If you’ve gone to all the trouble to get this far, however, you really should step through the rest of the lab. Step 8 shows how you can also use a SQL Server database as an attribute store that AD FS can access to generate claims. Step 9 shows how to configure AD FS and SharePoint to use AD RMS for digital rights management of documents. Finally, step 10 shows how to configure a second document library to use strong authentication to access its documents.
The two key VMs in this lab are FABRIKAMSRV01 and CONTOSOSRV01. They fulfill multiple roles for the lab, whereas FABRIKAMSRV02 is essentially an Office 2007 user (though it’s installed on a server) and CONTOSOSRV02 is a SharePoint server (which requires IIS and SQL Server as components). First, FABRIKAMSRV01 and CONTOSOSRV01 provide domain services through AD DS to create the FABRIKAM and CONTOSO domains. Note that because these lab domains have only one DC each, you don’t have to worry about problems such as replication failing between DCs because the machines have been shut down, saved, or paused for greater than the tombstone lifetime. Second, they have DNS installed to support AD DS.
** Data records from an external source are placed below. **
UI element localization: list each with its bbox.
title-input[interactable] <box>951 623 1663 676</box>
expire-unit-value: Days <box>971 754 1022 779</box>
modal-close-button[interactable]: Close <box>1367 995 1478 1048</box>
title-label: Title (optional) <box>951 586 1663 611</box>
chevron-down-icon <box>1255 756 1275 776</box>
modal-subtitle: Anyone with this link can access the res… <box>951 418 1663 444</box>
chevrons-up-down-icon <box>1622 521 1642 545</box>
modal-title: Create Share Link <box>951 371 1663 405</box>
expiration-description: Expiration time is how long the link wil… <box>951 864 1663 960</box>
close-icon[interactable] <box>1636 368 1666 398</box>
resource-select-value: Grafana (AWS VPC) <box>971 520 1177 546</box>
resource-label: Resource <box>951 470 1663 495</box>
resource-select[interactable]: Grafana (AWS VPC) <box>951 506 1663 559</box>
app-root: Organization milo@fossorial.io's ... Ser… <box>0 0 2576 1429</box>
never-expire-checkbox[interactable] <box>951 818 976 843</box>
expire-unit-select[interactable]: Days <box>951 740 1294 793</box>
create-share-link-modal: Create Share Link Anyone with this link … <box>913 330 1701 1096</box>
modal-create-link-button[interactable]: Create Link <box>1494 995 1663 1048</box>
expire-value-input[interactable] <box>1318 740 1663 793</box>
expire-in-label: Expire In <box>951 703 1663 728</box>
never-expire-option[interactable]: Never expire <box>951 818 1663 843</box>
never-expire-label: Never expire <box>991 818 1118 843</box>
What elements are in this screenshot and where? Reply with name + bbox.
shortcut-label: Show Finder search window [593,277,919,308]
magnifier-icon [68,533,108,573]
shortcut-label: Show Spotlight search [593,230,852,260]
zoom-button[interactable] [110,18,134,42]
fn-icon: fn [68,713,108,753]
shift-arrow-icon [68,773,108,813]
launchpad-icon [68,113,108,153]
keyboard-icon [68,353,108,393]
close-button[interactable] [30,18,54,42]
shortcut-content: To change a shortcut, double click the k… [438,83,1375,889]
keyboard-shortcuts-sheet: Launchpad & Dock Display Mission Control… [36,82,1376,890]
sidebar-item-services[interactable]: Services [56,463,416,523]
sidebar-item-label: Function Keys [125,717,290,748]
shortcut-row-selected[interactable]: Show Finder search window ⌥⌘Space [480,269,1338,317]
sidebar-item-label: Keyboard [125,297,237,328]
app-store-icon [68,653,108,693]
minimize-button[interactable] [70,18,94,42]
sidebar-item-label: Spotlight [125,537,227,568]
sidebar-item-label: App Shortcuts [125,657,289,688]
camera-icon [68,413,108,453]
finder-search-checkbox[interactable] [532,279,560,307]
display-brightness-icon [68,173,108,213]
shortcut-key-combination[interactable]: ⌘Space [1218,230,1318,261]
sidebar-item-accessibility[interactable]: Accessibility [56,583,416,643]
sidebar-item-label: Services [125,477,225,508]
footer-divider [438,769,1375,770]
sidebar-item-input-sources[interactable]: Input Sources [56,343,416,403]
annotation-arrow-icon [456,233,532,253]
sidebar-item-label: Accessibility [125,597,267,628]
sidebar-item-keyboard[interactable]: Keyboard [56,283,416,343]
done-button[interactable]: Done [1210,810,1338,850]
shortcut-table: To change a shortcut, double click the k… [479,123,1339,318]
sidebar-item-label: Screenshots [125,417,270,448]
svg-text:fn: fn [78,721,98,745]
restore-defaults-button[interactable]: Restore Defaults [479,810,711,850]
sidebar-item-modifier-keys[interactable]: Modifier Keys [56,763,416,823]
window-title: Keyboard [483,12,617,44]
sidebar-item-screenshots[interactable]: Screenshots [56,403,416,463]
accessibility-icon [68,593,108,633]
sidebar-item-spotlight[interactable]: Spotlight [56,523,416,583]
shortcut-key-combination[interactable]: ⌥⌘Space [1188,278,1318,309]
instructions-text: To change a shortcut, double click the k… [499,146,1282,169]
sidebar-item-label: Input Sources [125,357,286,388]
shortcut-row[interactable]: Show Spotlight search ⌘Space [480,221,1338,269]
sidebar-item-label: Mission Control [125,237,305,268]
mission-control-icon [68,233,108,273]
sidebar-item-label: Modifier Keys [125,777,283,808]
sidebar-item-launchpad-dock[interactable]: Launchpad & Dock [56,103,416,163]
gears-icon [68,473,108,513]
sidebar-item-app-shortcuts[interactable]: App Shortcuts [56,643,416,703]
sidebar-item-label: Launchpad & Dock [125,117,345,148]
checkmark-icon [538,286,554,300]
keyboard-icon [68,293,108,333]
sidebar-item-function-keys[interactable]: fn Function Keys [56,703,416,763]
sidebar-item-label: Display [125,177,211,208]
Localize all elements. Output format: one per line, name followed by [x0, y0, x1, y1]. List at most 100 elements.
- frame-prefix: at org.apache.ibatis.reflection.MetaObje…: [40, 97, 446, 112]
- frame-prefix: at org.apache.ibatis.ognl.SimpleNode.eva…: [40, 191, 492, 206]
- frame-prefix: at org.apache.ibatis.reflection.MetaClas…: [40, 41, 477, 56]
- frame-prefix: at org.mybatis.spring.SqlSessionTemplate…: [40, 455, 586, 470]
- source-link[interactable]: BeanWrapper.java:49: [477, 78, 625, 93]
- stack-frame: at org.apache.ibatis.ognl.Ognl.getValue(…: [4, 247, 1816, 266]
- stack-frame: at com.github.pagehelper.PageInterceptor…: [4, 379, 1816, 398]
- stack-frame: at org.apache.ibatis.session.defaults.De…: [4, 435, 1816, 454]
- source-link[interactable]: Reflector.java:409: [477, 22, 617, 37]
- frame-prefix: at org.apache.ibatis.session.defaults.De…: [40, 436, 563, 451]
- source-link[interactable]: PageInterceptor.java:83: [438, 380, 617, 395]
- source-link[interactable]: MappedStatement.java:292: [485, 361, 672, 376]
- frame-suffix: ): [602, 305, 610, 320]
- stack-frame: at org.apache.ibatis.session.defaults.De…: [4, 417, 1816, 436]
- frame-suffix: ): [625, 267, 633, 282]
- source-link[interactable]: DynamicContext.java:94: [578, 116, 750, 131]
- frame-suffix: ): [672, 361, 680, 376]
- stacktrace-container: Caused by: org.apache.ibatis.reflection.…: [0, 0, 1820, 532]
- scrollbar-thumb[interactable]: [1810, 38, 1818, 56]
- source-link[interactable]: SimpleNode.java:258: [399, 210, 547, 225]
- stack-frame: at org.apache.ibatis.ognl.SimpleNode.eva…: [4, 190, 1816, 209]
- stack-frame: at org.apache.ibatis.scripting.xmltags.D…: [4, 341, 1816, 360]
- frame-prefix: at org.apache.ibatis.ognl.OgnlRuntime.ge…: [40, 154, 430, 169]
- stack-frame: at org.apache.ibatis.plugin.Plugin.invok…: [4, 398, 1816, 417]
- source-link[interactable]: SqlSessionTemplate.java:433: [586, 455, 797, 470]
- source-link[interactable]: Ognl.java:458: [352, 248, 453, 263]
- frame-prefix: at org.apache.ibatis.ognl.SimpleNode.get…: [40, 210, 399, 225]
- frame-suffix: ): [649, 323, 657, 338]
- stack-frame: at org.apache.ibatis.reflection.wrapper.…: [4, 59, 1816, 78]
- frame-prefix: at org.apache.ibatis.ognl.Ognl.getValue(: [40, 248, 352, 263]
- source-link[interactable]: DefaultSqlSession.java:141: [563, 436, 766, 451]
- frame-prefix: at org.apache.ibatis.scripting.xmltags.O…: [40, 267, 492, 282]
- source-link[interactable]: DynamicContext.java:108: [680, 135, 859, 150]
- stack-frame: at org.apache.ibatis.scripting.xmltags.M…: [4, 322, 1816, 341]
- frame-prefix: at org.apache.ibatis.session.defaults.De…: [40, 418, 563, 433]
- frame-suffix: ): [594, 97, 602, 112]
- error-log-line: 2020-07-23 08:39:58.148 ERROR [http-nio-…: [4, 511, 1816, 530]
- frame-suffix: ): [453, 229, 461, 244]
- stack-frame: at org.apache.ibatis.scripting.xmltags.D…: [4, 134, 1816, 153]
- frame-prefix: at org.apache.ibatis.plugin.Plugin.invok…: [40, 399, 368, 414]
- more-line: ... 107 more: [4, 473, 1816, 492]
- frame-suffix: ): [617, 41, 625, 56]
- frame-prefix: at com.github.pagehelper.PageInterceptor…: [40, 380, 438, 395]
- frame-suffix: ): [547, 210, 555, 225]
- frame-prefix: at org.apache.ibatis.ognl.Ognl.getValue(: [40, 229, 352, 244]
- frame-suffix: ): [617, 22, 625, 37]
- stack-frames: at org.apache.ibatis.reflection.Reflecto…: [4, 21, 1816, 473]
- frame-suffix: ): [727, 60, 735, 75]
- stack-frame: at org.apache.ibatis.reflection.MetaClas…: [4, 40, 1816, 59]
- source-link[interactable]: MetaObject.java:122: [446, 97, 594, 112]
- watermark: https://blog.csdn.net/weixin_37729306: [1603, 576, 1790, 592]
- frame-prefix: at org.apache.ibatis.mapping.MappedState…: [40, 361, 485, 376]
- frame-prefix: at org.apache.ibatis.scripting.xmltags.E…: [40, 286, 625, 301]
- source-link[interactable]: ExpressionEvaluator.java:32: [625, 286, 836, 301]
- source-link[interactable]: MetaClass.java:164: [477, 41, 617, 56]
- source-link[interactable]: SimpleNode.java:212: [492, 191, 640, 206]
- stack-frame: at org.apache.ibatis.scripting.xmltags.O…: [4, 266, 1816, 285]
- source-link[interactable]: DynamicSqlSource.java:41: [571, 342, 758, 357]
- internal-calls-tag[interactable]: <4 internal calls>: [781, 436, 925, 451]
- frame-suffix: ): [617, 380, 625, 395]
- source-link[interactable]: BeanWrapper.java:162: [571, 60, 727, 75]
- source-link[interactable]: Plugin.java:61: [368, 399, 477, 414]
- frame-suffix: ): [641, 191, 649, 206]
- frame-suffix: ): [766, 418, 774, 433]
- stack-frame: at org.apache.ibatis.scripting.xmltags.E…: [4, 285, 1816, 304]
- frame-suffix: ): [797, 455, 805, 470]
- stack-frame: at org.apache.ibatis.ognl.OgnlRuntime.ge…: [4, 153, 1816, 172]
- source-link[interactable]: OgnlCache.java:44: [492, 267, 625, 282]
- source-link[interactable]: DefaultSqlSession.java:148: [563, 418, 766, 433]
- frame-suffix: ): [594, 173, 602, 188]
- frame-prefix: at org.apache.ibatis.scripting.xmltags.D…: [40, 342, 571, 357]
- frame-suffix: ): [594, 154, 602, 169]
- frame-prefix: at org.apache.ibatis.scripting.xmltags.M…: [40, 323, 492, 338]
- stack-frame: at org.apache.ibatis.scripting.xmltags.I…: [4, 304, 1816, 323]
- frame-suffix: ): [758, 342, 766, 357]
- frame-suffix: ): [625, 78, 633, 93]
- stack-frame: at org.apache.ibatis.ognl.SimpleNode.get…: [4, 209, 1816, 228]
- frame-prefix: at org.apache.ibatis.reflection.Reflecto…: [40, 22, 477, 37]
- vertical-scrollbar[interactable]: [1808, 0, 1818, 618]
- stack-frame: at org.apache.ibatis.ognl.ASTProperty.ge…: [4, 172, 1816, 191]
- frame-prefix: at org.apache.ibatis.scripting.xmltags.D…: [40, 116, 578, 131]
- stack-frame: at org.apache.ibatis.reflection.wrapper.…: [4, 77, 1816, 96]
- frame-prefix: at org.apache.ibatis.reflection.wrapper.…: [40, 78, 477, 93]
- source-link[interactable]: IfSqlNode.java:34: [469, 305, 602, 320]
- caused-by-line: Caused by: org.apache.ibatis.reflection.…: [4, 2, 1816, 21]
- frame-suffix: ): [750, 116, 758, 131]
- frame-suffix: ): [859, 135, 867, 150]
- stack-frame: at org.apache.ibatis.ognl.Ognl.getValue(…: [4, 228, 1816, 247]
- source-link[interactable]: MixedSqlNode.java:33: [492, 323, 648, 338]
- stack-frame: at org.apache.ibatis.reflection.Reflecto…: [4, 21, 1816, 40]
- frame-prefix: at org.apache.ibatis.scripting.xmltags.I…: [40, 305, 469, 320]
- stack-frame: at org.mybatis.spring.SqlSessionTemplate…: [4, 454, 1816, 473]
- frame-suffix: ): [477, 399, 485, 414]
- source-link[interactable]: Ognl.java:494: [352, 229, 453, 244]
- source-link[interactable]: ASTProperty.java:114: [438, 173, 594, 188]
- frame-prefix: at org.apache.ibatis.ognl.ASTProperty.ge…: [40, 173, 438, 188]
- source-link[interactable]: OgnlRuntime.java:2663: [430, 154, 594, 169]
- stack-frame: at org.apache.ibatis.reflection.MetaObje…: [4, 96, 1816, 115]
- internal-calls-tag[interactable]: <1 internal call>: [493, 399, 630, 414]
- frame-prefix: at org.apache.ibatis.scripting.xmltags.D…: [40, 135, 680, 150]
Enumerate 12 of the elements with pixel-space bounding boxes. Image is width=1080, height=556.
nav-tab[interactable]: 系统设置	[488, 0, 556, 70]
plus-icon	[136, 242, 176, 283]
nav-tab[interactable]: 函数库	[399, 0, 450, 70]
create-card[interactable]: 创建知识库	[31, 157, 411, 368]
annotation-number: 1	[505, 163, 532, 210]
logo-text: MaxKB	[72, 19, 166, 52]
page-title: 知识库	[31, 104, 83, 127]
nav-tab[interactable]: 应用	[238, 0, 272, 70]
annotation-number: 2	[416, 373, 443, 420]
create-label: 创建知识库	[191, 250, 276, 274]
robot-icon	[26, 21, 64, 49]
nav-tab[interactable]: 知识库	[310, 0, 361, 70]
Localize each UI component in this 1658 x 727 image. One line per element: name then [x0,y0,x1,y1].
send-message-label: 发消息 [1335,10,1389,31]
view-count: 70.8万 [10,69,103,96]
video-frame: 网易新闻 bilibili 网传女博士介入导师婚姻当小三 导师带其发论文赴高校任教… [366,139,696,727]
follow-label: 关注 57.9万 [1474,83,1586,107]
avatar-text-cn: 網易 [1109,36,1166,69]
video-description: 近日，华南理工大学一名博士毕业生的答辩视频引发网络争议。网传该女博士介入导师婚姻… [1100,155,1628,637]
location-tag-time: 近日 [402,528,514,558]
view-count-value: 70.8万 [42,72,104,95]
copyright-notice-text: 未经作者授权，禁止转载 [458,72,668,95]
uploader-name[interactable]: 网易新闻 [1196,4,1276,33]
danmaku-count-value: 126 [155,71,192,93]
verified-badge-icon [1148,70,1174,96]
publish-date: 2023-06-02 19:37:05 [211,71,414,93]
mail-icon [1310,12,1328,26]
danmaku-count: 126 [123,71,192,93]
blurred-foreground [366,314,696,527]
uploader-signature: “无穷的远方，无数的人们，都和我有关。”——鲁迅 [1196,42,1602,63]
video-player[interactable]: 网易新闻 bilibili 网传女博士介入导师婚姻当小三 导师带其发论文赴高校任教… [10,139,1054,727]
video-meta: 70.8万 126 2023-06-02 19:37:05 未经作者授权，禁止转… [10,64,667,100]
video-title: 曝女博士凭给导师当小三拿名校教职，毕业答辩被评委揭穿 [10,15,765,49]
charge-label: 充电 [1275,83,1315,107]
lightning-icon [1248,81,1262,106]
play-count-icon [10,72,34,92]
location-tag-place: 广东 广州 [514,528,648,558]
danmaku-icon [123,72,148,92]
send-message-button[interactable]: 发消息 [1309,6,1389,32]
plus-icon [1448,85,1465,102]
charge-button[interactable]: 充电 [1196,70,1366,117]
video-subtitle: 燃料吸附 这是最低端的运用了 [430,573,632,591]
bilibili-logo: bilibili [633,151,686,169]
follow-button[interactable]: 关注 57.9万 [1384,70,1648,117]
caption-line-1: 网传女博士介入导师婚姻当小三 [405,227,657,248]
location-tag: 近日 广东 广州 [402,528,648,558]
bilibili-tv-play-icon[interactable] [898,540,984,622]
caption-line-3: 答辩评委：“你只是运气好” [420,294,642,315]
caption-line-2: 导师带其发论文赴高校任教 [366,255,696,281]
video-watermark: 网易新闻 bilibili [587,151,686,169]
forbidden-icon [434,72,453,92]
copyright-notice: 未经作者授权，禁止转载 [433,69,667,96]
Third, FABRIKAMSRV01 and CONTOSOSRV01 both have AD FS installed. FABRIKAMSRV01’s AD FS runs the claims provider STS (security token service—the service that generates SAML tokens) in this scenario. It’s called the claims provider because it generates the claims necessary for SharePoint access from the user’s AD attributes. Confusingly, STS is often used interchangeably with federation server or AD FS. CONTOSOSRV01’s AD FS runs the relying-party STS—so called because it relies on the claims coming from the claims provider.
Fourth, AD CS is also installed on FABRIKAMSRV01 and CONTOSOSRV01. This service provides each domain with a certificate authority (CA), which will generate certificates to prove the authenticity of the claims that each domain’s STS will issue. Finally, IIS is installed on each to support both AD CS and AD FS.
If you have any intention of keeping up to date with identity and its future direction, I highly recommend that you install and work through at least the AD FS SharePoint lab. Doing so will show you the foundations on which AD FS is built, as well as a typical B2B scenario that you can use AD FS for. The lab also provides hands-on, guided experience working with claims as they make their way from the identity provider’s STS to the service provider’s STS to the claims-aware application. Finally, it highlights the areas you need to learn or brush up on, such as IIS or Certificate Services. Though it’s an identity technology, federation in general and AD FS in particular isn't something you learn overnight. Get a head start on understanding this important identity component by getting started on this lab.